We do not sell your personal data.

8) Marketing Communications

If you opt in (or where allowed by law), we may send marketing messages about our services, updates, or offers via email, SMS, phone, or messaging apps.

You can opt out at any time by:

  • Using the unsubscribe option in our emails (where available), or
  • Contacting us using the details in Section 1.

Opting out of marketing does not affect service/administrative messages.

9) Cookies and Similar Technologies

We use cookies and similar technologies to:

  • Enable core site functionality
  • Understand how visitors use the site
  • Improve performance and content
  • Support marketing (where enabled)

You can control cookies through your browser settings and, where implemented, our cookie preference tools. Disabling certain cookies may affect how the website functions.

10) International Transfers

Your data may be processed in countries outside the UK/EEA (for example, where partner clinics or service providers are located). When we transfer data internationally, we take steps to ensure an appropriate level of protection, such as:

  • Using UK International Data Transfer Agreement (IDTA) and/or EU Standard Contractual Clauses (SCCs) where applicable
  • Applying additional safeguards (e.g., access controls, encryption where appropriate)
  • Sharing only the data necessary for the relevant purpose

11) How Long We Keep Your Data (Retention)

We keep personal data only for as long as necessary for the purposes described, including legal, accounting, or reporting requirements. Typical retention periods may include:

  • Enquiry data: kept for a reasonable period to manage your request and follow-ups.
  • Consultation photos/health-related information: kept only as long as needed for consultation/treatment coordination and aftercare support, and to address any disputes or legal obligations.
  • Marketing data: until you unsubscribe/opt out or we determine it is no longer appropriate to keep it.
  • Technical logs: retained for security and analytics purposes for limited periods.

Exact retention periods may vary depending on your circumstances and applicable legal requirements.
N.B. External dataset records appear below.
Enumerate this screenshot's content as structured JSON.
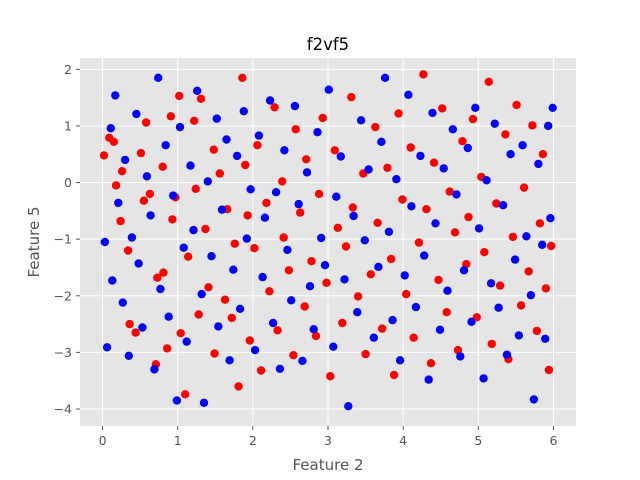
{
  "chart_data": {
    "type": "scatter",
    "title": "f2vf5",
    "xlabel": "Feature 2",
    "ylabel": "Feature 5",
    "xlim": [
      -0.3,
      6.3
    ],
    "ylim": [
      -4.3,
      2.2
    ],
    "xticks": [
      "0",
      "1",
      "2",
      "3",
      "4",
      "5",
      "6"
    ],
    "xtick_values": [
      0,
      1,
      2,
      3,
      4,
      5,
      6
    ],
    "yticks": [
      "2",
      "1",
      "0",
      "−1",
      "−2",
      "−3",
      "−4"
    ],
    "ytick_values": [
      2,
      1,
      0,
      -1,
      -2,
      -3,
      -4
    ],
    "grid": true,
    "background_color": "#e5e5e5",
    "grid_color": "#ffffff",
    "series": [
      {
        "color": "#ff0000",
        "points": [
          [
            0.02,
            0.48
          ],
          [
            0.09,
            0.79
          ],
          [
            0.15,
            0.72
          ],
          [
            0.18,
            -0.05
          ],
          [
            0.24,
            -0.68
          ],
          [
            0.26,
            0.2
          ],
          [
            0.34,
            -1.2
          ],
          [
            0.36,
            -2.5
          ],
          [
            0.44,
            -2.65
          ],
          [
            0.51,
            0.52
          ],
          [
            0.55,
            -0.32
          ],
          [
            0.58,
            1.06
          ],
          [
            0.63,
            -0.2
          ],
          [
            0.71,
            -3.21
          ],
          [
            0.73,
            -1.68
          ],
          [
            0.8,
            0.28
          ],
          [
            0.81,
            -1.59
          ],
          [
            0.86,
            -2.93
          ],
          [
            0.91,
            1.17
          ],
          [
            0.93,
            -0.65
          ],
          [
            0.97,
            -0.26
          ],
          [
            1.02,
            1.53
          ],
          [
            1.04,
            -2.66
          ],
          [
            1.1,
            -3.74
          ],
          [
            1.14,
            -1.31
          ],
          [
            1.22,
            1.09
          ],
          [
            1.24,
            -0.11
          ],
          [
            1.28,
            -2.33
          ],
          [
            1.31,
            1.48
          ],
          [
            1.37,
            -0.82
          ],
          [
            1.41,
            -1.85
          ],
          [
            1.48,
            0.58
          ],
          [
            1.49,
            -3.02
          ],
          [
            1.56,
            0.16
          ],
          [
            1.63,
            -2.07
          ],
          [
            1.66,
            -0.47
          ],
          [
            1.72,
            -2.39
          ],
          [
            1.76,
            -1.08
          ],
          [
            1.81,
            -3.6
          ],
          [
            1.86,
            1.85
          ],
          [
            1.9,
            0.31
          ],
          [
            1.93,
            -0.58
          ],
          [
            1.96,
            -2.79
          ],
          [
            2.02,
            -1.16
          ],
          [
            2.06,
            0.66
          ],
          [
            2.11,
            -3.32
          ],
          [
            2.18,
            -0.36
          ],
          [
            2.22,
            -1.92
          ],
          [
            2.29,
            1.33
          ],
          [
            2.33,
            -2.61
          ],
          [
            2.39,
            0.02
          ],
          [
            2.41,
            -0.97
          ],
          [
            2.48,
            -1.55
          ],
          [
            2.54,
            -3.05
          ],
          [
            2.57,
            0.94
          ],
          [
            2.63,
            -0.53
          ],
          [
            2.69,
            -2.19
          ],
          [
            2.71,
            0.41
          ],
          [
            2.78,
            -1.39
          ],
          [
            2.84,
            -2.71
          ],
          [
            2.88,
            -0.2
          ],
          [
            2.93,
            1.14
          ],
          [
            2.98,
            -1.77
          ],
          [
            3.03,
            -3.42
          ],
          [
            3.09,
            0.57
          ],
          [
            3.13,
            -0.8
          ],
          [
            3.19,
            -2.48
          ],
          [
            3.24,
            -1.13
          ],
          [
            3.31,
            1.51
          ],
          [
            3.33,
            -0.44
          ],
          [
            3.4,
            -2.01
          ],
          [
            3.47,
            0.16
          ],
          [
            3.5,
            -3.03
          ],
          [
            3.57,
            -1.62
          ],
          [
            3.63,
            0.98
          ],
          [
            3.66,
            -0.71
          ],
          [
            3.72,
            -2.58
          ],
          [
            3.79,
            0.26
          ],
          [
            3.84,
            -1.35
          ],
          [
            3.88,
            -3.4
          ],
          [
            3.94,
            1.22
          ],
          [
            3.99,
            -0.3
          ],
          [
            4.04,
            -1.97
          ],
          [
            4.1,
            0.62
          ],
          [
            4.14,
            -2.74
          ],
          [
            4.21,
            -1.06
          ],
          [
            4.27,
            1.91
          ],
          [
            4.31,
            -0.47
          ],
          [
            4.37,
            -3.19
          ],
          [
            4.41,
            0.35
          ],
          [
            4.47,
            -1.72
          ],
          [
            4.52,
            1.31
          ],
          [
            4.58,
            -2.29
          ],
          [
            4.62,
            -0.16
          ],
          [
            4.69,
            -0.88
          ],
          [
            4.73,
            -2.96
          ],
          [
            4.79,
            0.73
          ],
          [
            4.84,
            -1.44
          ],
          [
            4.87,
            -0.61
          ],
          [
            4.93,
            1.12
          ],
          [
            4.98,
            -2.38
          ],
          [
            5.04,
            0.1
          ],
          [
            5.08,
            -1.23
          ],
          [
            5.14,
            1.78
          ],
          [
            5.18,
            -2.85
          ],
          [
            5.24,
            -0.37
          ],
          [
            5.29,
            -1.82
          ],
          [
            5.36,
            0.85
          ],
          [
            5.4,
            -3.12
          ],
          [
            5.46,
            -0.96
          ],
          [
            5.51,
            1.37
          ],
          [
            5.57,
            -2.17
          ],
          [
            5.61,
            -0.09
          ],
          [
            5.67,
            -1.57
          ],
          [
            5.72,
            1.01
          ],
          [
            5.78,
            -2.62
          ],
          [
            5.82,
            -0.72
          ],
          [
            5.86,
            0.5
          ],
          [
            5.9,
            -1.87
          ],
          [
            5.94,
            -3.31
          ],
          [
            5.97,
            -1.12
          ]
        ]
      },
      {
        "color": "#0000ff",
        "points": [
          [
            0.03,
            -1.05
          ],
          [
            0.06,
            -2.91
          ],
          [
            0.11,
            0.96
          ],
          [
            0.13,
            -1.73
          ],
          [
            0.17,
            1.54
          ],
          [
            0.21,
            -0.36
          ],
          [
            0.27,
            -2.12
          ],
          [
            0.3,
            0.4
          ],
          [
            0.35,
            -3.06
          ],
          [
            0.39,
            -0.97
          ],
          [
            0.45,
            1.21
          ],
          [
            0.48,
            -1.43
          ],
          [
            0.53,
            -2.56
          ],
          [
            0.59,
            0.11
          ],
          [
            0.64,
            -0.58
          ],
          [
            0.69,
            -3.3
          ],
          [
            0.74,
            1.85
          ],
          [
            0.77,
            -1.88
          ],
          [
            0.84,
            0.66
          ],
          [
            0.88,
            -2.37
          ],
          [
            0.94,
            -0.23
          ],
          [
            0.99,
            -3.85
          ],
          [
            1.03,
            0.98
          ],
          [
            1.08,
            -1.15
          ],
          [
            1.12,
            -2.81
          ],
          [
            1.17,
            0.3
          ],
          [
            1.21,
            -0.84
          ],
          [
            1.26,
            1.62
          ],
          [
            1.32,
            -1.97
          ],
          [
            1.35,
            -3.89
          ],
          [
            1.4,
            0.02
          ],
          [
            1.45,
            -1.3
          ],
          [
            1.52,
            1.13
          ],
          [
            1.54,
            -2.54
          ],
          [
            1.59,
            -0.48
          ],
          [
            1.65,
            0.76
          ],
          [
            1.69,
            -3.14
          ],
          [
            1.74,
            -1.54
          ],
          [
            1.79,
            0.47
          ],
          [
            1.83,
            -2.23
          ],
          [
            1.88,
            1.26
          ],
          [
            1.92,
            -0.99
          ],
          [
            1.97,
            -0.12
          ],
          [
            2.03,
            -2.96
          ],
          [
            2.08,
            0.83
          ],
          [
            2.13,
            -1.67
          ],
          [
            2.16,
            -0.62
          ],
          [
            2.23,
            1.45
          ],
          [
            2.27,
            -2.48
          ],
          [
            2.31,
            -0.17
          ],
          [
            2.36,
            -3.29
          ],
          [
            2.42,
            0.57
          ],
          [
            2.46,
            -1.19
          ],
          [
            2.51,
            -2.08
          ],
          [
            2.56,
            1.35
          ],
          [
            2.61,
            -0.38
          ],
          [
            2.66,
            -3.15
          ],
          [
            2.72,
            0.18
          ],
          [
            2.76,
            -1.83
          ],
          [
            2.81,
            -2.59
          ],
          [
            2.86,
            0.89
          ],
          [
            2.91,
            -0.98
          ],
          [
            2.96,
            -1.46
          ],
          [
            3.01,
            1.64
          ],
          [
            3.07,
            -2.9
          ],
          [
            3.11,
            -0.25
          ],
          [
            3.17,
            0.46
          ],
          [
            3.22,
            -1.71
          ],
          [
            3.27,
            -3.95
          ],
          [
            3.34,
            -0.59
          ],
          [
            3.39,
            -2.29
          ],
          [
            3.44,
            1.1
          ],
          [
            3.49,
            -1.02
          ],
          [
            3.54,
            0.23
          ],
          [
            3.61,
            -2.74
          ],
          [
            3.67,
            -1.49
          ],
          [
            3.71,
            0.72
          ],
          [
            3.76,
            1.85
          ],
          [
            3.81,
            -0.87
          ],
          [
            3.86,
            -2.43
          ],
          [
            3.91,
            0.06
          ],
          [
            3.96,
            -3.14
          ],
          [
            4.02,
            -1.64
          ],
          [
            4.07,
            1.55
          ],
          [
            4.11,
            -0.42
          ],
          [
            4.17,
            -2.2
          ],
          [
            4.23,
            0.47
          ],
          [
            4.28,
            -1.29
          ],
          [
            4.34,
            -3.48
          ],
          [
            4.39,
            1.23
          ],
          [
            4.43,
            -0.72
          ],
          [
            4.49,
            -2.6
          ],
          [
            4.54,
            0.25
          ],
          [
            4.59,
            -1.91
          ],
          [
            4.66,
            0.94
          ],
          [
            4.71,
            -0.21
          ],
          [
            4.76,
            -3.07
          ],
          [
            4.81,
            -1.55
          ],
          [
            4.86,
            0.61
          ],
          [
            4.91,
            -2.46
          ],
          [
            4.96,
            1.32
          ],
          [
            5.01,
            -0.81
          ],
          [
            5.07,
            -3.46
          ],
          [
            5.11,
            0.04
          ],
          [
            5.17,
            -1.78
          ],
          [
            5.22,
            1.04
          ],
          [
            5.27,
            -2.21
          ],
          [
            5.33,
            -0.4
          ],
          [
            5.38,
            -3.04
          ],
          [
            5.43,
            0.5
          ],
          [
            5.49,
            -1.36
          ],
          [
            5.54,
            -2.7
          ],
          [
            5.59,
            0.66
          ],
          [
            5.64,
            -0.95
          ],
          [
            5.7,
            -1.99
          ],
          [
            5.74,
            -3.83
          ],
          [
            5.8,
            0.33
          ],
          [
            5.85,
            -1.1
          ],
          [
            5.89,
            -2.76
          ],
          [
            5.93,
            1.0
          ],
          [
            5.96,
            -0.63
          ],
          [
            5.99,
            1.32
          ]
        ]
      }
    ]
  }
}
12) Your Data Protection Rights

Depending on your location and applicable law, you may have the right to:

  • Access your personal data
  • Correct inaccurate data
  • Request deletion (where applicable)
  • Restrict processing
  • Object to processing (including direct marketing)
  • Data portability (where applicable)
  • Withdraw consent at any time (where processing is based on consent)

To exercise your rights, contact us using the details in Section 1.

13) Security

We implement appropriate technical and organizational measures to protect personal data, including access controls, secure storage, and staff confidentiality practices. No method of transmission or storage is 100% secure, but we work to protect your data using industry-appropriate safeguards.

14) Children

Our website and services are not intended for individuals under 18. We do not knowingly collect personal data from children.

15) Third-Party Links

Our website may contain links to third-party websites or platforms. We are not responsible for their privacy practices. Please review their policies before providing personal data.

16) Changes to This Policy

We may update this Privacy Policy from time to time. The “Effective Date” at the top indicates when it was last updated. If changes are significant, we will take reasonable steps to notify you.

17) Complaints

If you believe your data protection rights have been violated, you can contact us first so we can try to resolve your concern. You may also have the right to lodge a complaint with your local data protection authority (for example, the UK Information Commissioner’s Office, if UK law applies).